Strengths of the model
Agarwal (1994) notes that the model should have alternative and
additional stages after the stagnation stage of the original model.
Baum notes that the original TALC Model does not acknowledge the
probability of having further stages which could take place as
associated alternatives to either decline or rejuvenation.
Other researchers found Butler’s model incapable of explaining the
tourism evolution of some resorts and proposed modifications or
alternative models that better fitted the development process of
particular resorts.
Choy (1992) suggested that it is better to treat each destination
individually, as a unique entity, and taking the case of Pacific island
destinations, proposed that different approaches may be required
from those which have been applied to other regions of the world.
Cont…
Exceptions to the process may also occur in case authorities decide
to control development and limit the construction of tourist
facilities before the destination reaches the stagnation stage.

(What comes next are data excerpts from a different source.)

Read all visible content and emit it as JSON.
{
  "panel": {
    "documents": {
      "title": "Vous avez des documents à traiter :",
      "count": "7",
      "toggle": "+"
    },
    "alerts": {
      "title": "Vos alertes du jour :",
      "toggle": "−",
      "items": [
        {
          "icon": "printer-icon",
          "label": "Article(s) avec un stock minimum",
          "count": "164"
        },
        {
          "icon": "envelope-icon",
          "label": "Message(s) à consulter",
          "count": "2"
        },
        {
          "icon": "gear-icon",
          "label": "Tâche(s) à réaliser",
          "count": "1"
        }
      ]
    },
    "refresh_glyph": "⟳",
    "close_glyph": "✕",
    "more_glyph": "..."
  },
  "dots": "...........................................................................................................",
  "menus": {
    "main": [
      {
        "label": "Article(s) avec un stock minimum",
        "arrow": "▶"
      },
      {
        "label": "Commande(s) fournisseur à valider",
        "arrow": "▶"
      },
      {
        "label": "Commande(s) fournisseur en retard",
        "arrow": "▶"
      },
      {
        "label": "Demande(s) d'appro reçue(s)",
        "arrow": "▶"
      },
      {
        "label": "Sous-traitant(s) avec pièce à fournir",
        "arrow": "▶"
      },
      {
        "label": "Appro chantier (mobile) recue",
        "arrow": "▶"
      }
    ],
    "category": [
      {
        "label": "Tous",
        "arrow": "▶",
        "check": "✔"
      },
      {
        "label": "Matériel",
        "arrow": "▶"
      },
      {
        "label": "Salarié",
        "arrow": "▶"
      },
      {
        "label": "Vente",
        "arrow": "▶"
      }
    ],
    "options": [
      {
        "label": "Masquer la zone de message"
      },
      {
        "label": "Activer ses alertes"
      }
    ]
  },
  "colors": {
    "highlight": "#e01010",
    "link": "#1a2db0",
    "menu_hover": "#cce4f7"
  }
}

In this case the resort remains in the involvement, development or
consolidation stage and is slow to reach the remaining stages of
evolution.
In addition, there is a possibility to jump stages (Prideaux, 2000).
As Goncalves and Aguas (1997:13) state about more recently
developed destinations; the first stage is being gradually reduced
and sometimes even disappears, giving as example the Cancun of
Mexico, where the resort has been transformed rapidly to a mass
tourist destination without passing the first stages of resort cycle.